- Born: 30 September 1920 Hyde, Cheshire, England
- Died: 18 August 1944 (aged 23) Brindisi, Italy
- Buried: Bari War Cemetery
- Allegiance: United Kingdom
- Branch: British Army
- Service years: 1939–1944
- Rank: Corporal
- Service number: 3531119
- Unit: Manchester Regiment
- Conflicts: Second World War North African campaign; Italian Campaign †;
- Awards: George Cross

= Kenneth Horsfield =

Kenneth Horsfield, GC (30 September 1920 – 18 August 1944) was a British soldier of the Manchester Regiment who was posthumously awarded the George Cross for "most conspicuous gallantry" shown in attempting to rescue a comrade trapped and injured by an explosion in Italy in 1945.

==Second World War==
Horsfield enlisted in the British Army in 1939 and served in North Africa.

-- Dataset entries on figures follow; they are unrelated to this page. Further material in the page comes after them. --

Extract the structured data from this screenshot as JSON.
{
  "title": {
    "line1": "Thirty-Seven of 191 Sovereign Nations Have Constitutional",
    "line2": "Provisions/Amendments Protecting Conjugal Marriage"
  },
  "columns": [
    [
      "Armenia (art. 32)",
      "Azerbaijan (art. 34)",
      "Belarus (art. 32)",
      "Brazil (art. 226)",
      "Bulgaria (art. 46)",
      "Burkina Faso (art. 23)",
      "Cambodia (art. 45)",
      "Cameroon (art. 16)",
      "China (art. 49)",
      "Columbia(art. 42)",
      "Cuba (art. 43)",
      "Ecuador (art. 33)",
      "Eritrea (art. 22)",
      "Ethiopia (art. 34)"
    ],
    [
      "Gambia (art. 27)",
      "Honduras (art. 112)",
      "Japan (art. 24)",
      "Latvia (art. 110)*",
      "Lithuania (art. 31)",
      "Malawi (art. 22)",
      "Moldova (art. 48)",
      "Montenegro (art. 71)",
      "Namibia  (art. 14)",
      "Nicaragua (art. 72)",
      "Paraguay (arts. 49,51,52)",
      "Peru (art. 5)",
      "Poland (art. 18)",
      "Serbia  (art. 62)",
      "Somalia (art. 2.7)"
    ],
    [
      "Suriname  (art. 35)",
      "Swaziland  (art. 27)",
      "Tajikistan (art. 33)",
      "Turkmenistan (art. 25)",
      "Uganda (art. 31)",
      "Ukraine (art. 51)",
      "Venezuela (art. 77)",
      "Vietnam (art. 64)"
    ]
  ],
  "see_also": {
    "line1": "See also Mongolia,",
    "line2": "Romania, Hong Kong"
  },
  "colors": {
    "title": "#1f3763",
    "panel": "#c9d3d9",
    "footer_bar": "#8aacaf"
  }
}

In the early afternoon of 18 August 1944, an ammunition explosion in the demolition area of Military Establishment 54 (ME 54, Mil. Est. 54) in Brindisi killed two men and injured three more. Horsfield ran to the scene, with ammunition exploding all around him. He was unable to release one injured man but ran to fetch a fire extinguisher to try and control the fire when it became exhausted. A second explosion occurred causing him injuries from which he died on his way to hospital.

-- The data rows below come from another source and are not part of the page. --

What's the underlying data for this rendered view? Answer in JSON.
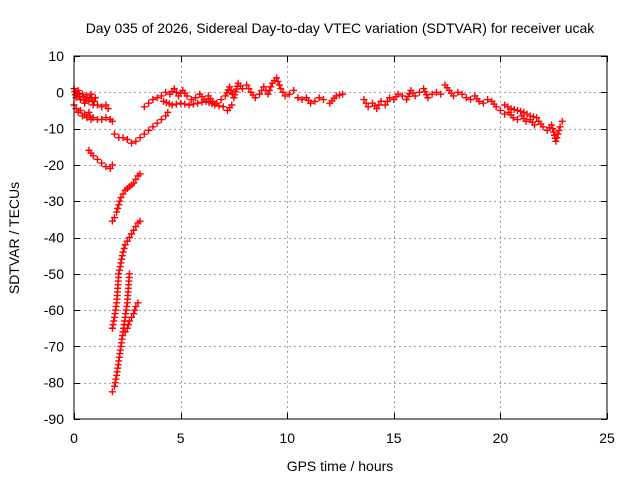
{
  "chart_data": {
    "type": "scatter",
    "title": "Day 035 of 2026, Sidereal Day-to-day VTEC variation (SDTVAR) for receiver ucak",
    "xlabel": "GPS time / hours",
    "ylabel": "SDTVAR / TECUs",
    "xlim": [
      0,
      25
    ],
    "ylim": [
      -90,
      10
    ],
    "xticks": [
      0,
      5,
      10,
      15,
      20,
      25
    ],
    "yticks": [
      10,
      0,
      -10,
      -20,
      -30,
      -40,
      -50,
      -60,
      -70,
      -80,
      -90
    ],
    "grid": true,
    "marker": "+",
    "series_color": "#ff0000",
    "series": [
      {
        "name": "SDTVAR",
        "segments": [
          [
            [
              0.0,
              1.0
            ],
            [
              0.1,
              -1.5
            ],
            [
              0.2,
              0.5
            ],
            [
              0.3,
              -2.0
            ],
            [
              0.4,
              -0.5
            ],
            [
              0.5,
              -3.0
            ],
            [
              0.6,
              -1.0
            ],
            [
              0.7,
              -2.5
            ],
            [
              0.8,
              -0.5
            ],
            [
              0.9,
              -3.5
            ],
            [
              1.0,
              -1.5
            ]
          ],
          [
            [
              0.0,
              -3.5
            ],
            [
              0.1,
              -4.5
            ],
            [
              0.2,
              -5.5
            ],
            [
              0.3,
              -5.0
            ],
            [
              0.4,
              -6.5
            ],
            [
              0.5,
              -6.0
            ],
            [
              0.6,
              -7.0
            ],
            [
              0.7,
              -5.5
            ],
            [
              0.8,
              -7.5
            ]
          ],
          [
            [
              0.9,
              -7.0
            ],
            [
              1.1,
              -7.5
            ],
            [
              1.3,
              -7.5
            ],
            [
              1.5,
              -7.0
            ],
            [
              1.7,
              -7.5
            ],
            [
              1.8,
              -8.0
            ]
          ],
          [
            [
              1.1,
              -3.5
            ],
            [
              1.3,
              -4.0
            ],
            [
              1.5,
              -3.5
            ],
            [
              1.6,
              -4.5
            ]
          ],
          [
            [
              0.7,
              -16.0
            ],
            [
              0.9,
              -17.5
            ],
            [
              1.1,
              -18.5
            ],
            [
              1.3,
              -19.5
            ],
            [
              1.5,
              -20.5
            ],
            [
              1.7,
              -21.0
            ],
            [
              1.8,
              -20.0
            ]
          ],
          [
            [
              1.9,
              -11.5
            ],
            [
              2.1,
              -12.5
            ],
            [
              2.3,
              -12.5
            ],
            [
              2.5,
              -13.0
            ],
            [
              2.7,
              -14.0
            ],
            [
              2.9,
              -13.5
            ],
            [
              3.1,
              -12.5
            ],
            [
              3.3,
              -11.5
            ],
            [
              3.5,
              -10.5
            ],
            [
              3.7,
              -9.5
            ],
            [
              3.9,
              -8.5
            ],
            [
              4.1,
              -7.5
            ],
            [
              4.3,
              -6.5
            ],
            [
              4.4,
              -5.5
            ]
          ],
          [
            [
              1.8,
              -35.5
            ],
            [
              1.9,
              -34.5
            ],
            [
              2.0,
              -33.0
            ],
            [
              2.1,
              -31.0
            ],
            [
              2.2,
              -29.0
            ],
            [
              2.3,
              -28.0
            ],
            [
              2.4,
              -27.0
            ],
            [
              2.5,
              -26.5
            ],
            [
              2.6,
              -26.0
            ],
            [
              2.7,
              -25.5
            ],
            [
              2.8,
              -25.0
            ],
            [
              2.9,
              -24.0
            ],
            [
              3.0,
              -23.0
            ],
            [
              3.1,
              -22.5
            ]
          ],
          [
            [
              1.8,
              -65.0
            ],
            [
              1.9,
              -62.0
            ],
            [
              2.0,
              -58.0
            ],
            [
              2.05,
              -54.0
            ],
            [
              2.1,
              -50.0
            ],
            [
              2.2,
              -47.0
            ],
            [
              2.3,
              -44.0
            ],
            [
              2.4,
              -42.0
            ],
            [
              2.5,
              -41.0
            ],
            [
              2.6,
              -40.0
            ],
            [
              2.7,
              -39.0
            ],
            [
              2.8,
              -38.0
            ],
            [
              2.9,
              -37.0
            ],
            [
              3.0,
              -36.0
            ],
            [
              3.1,
              -35.5
            ]
          ],
          [
            [
              1.8,
              -82.5
            ],
            [
              1.9,
              -81.0
            ],
            [
              2.0,
              -78.0
            ],
            [
              2.1,
              -74.0
            ],
            [
              2.2,
              -70.0
            ],
            [
              2.3,
              -66.0
            ],
            [
              2.4,
              -62.0
            ],
            [
              2.5,
              -58.0
            ],
            [
              2.55,
              -54.0
            ],
            [
              2.6,
              -50.0
            ]
          ],
          [
            [
              2.4,
              -66.0
            ],
            [
              2.5,
              -65.0
            ],
            [
              2.6,
              -63.0
            ],
            [
              2.7,
              -62.0
            ],
            [
              2.8,
              -61.0
            ],
            [
              2.9,
              -59.0
            ],
            [
              3.0,
              -58.0
            ]
          ],
          [
            [
              3.3,
              -4.0
            ],
            [
              3.5,
              -3.0
            ],
            [
              3.7,
              -2.0
            ],
            [
              3.9,
              -1.5
            ],
            [
              4.1,
              -1.0
            ],
            [
              4.3,
              0.0
            ],
            [
              4.5,
              -0.5
            ],
            [
              4.7,
              1.0
            ],
            [
              4.9,
              -1.0
            ],
            [
              5.1,
              0.5
            ],
            [
              5.3,
              -1.0
            ],
            [
              5.5,
              -2.0
            ],
            [
              5.7,
              -1.5
            ],
            [
              5.9,
              -0.5
            ],
            [
              6.1,
              -2.0
            ],
            [
              6.3,
              -1.0
            ],
            [
              6.5,
              -2.5
            ],
            [
              6.7,
              -3.0
            ],
            [
              6.9,
              -2.0
            ],
            [
              7.1,
              -1.0
            ],
            [
              7.3,
              1.5
            ],
            [
              7.5,
              -1.5
            ],
            [
              7.7,
              2.5
            ],
            [
              7.9,
              1.0
            ],
            [
              8.1,
              2.0
            ],
            [
              8.3,
              0.0
            ],
            [
              8.5,
              -1.5
            ],
            [
              8.7,
              -0.5
            ],
            [
              8.9,
              1.5
            ],
            [
              9.1,
              -0.5
            ],
            [
              9.3,
              2.5
            ],
            [
              9.5,
              4.0
            ],
            [
              9.7,
              1.0
            ],
            [
              9.9,
              -1.0
            ],
            [
              10.1,
              -0.5
            ],
            [
              10.3,
              0.5
            ]
          ],
          [
            [
              4.2,
              -2.5
            ],
            [
              4.6,
              -3.5
            ],
            [
              5.0,
              -3.0
            ],
            [
              5.4,
              -3.5
            ],
            [
              5.8,
              -3.0
            ],
            [
              6.2,
              -2.5
            ],
            [
              6.6,
              -3.5
            ],
            [
              7.0,
              -4.0
            ],
            [
              7.2,
              -5.0
            ],
            [
              7.4,
              -3.5
            ]
          ],
          [
            [
              10.5,
              -1.5
            ],
            [
              10.7,
              -2.0
            ],
            [
              10.9,
              -1.5
            ],
            [
              11.1,
              -3.0
            ],
            [
              11.3,
              -2.5
            ],
            [
              11.5,
              -1.5
            ],
            [
              11.7,
              -2.0
            ]
          ],
          [
            [
              12.0,
              -3.0
            ],
            [
              12.3,
              -1.0
            ],
            [
              12.6,
              -0.5
            ]
          ],
          [
            [
              13.6,
              -2.0
            ],
            [
              13.8,
              -4.0
            ],
            [
              14.0,
              -3.0
            ],
            [
              14.2,
              -4.5
            ],
            [
              14.4,
              -2.5
            ],
            [
              14.6,
              -3.5
            ],
            [
              14.8,
              -1.5
            ],
            [
              15.0,
              -2.0
            ],
            [
              15.2,
              -0.5
            ],
            [
              15.4,
              -1.0
            ],
            [
              15.6,
              -2.0
            ],
            [
              15.8,
              0.5
            ],
            [
              16.0,
              -1.0
            ],
            [
              16.2,
              0.0
            ],
            [
              16.4,
              1.0
            ],
            [
              16.6,
              -1.5
            ],
            [
              16.8,
              -0.5
            ],
            [
              17.0,
              0.0
            ],
            [
              17.2,
              -0.5
            ]
          ],
          [
            [
              17.4,
              2.0
            ],
            [
              17.6,
              0.5
            ],
            [
              17.8,
              -1.0
            ],
            [
              18.0,
              0.0
            ],
            [
              18.2,
              -0.5
            ],
            [
              18.4,
              -1.5
            ],
            [
              18.6,
              -2.0
            ],
            [
              18.8,
              -1.0
            ],
            [
              19.0,
              -2.5
            ],
            [
              19.2,
              -3.0
            ],
            [
              19.4,
              -2.0
            ]
          ],
          [
            [
              19.6,
              -2.5
            ],
            [
              19.8,
              -4.0
            ],
            [
              20.0,
              -5.0
            ],
            [
              20.2,
              -6.0
            ],
            [
              20.4,
              -5.5
            ],
            [
              20.6,
              -7.0
            ],
            [
              20.8,
              -7.5
            ],
            [
              21.0,
              -6.5
            ],
            [
              21.2,
              -8.0
            ],
            [
              21.4,
              -7.5
            ],
            [
              21.6,
              -9.0
            ],
            [
              21.8,
              -8.0
            ],
            [
              22.0,
              -9.5
            ],
            [
              22.2,
              -10.5
            ],
            [
              22.4,
              -9.0
            ],
            [
              22.5,
              -11.0
            ],
            [
              22.6,
              -13.5
            ],
            [
              22.7,
              -11.5
            ],
            [
              22.8,
              -9.5
            ],
            [
              22.9,
              -8.0
            ]
          ],
          [
            [
              20.2,
              -3.5
            ],
            [
              20.5,
              -4.5
            ],
            [
              20.8,
              -5.0
            ],
            [
              21.1,
              -5.5
            ],
            [
              21.4,
              -6.5
            ],
            [
              21.7,
              -7.0
            ]
          ]
        ]
      }
    ]
  }
}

The Commanding Officer of ME54 said, "In view of the great sacrifice this soldier made, to save the life of another, and with full knowledge of the likelihood of another fatal explosion, I have no hesitation in recommending him for the posthumous award of the George Cross". Notice of Horsfield's award appeared in The London Gazette on 23 March 1945, reading:

The King has been graciously pleased to approve the posthumous award of the George Cross, in recognition of most conspicuous gallantry in carrying out hazardous work in a very brave manner, to:— No. 3531119 Corporal Kenneth Horsfield, The Manchester Regiment (Hyde, Cheshire).
— London Gazette

Horsfield is buried in Bari War Cemetery.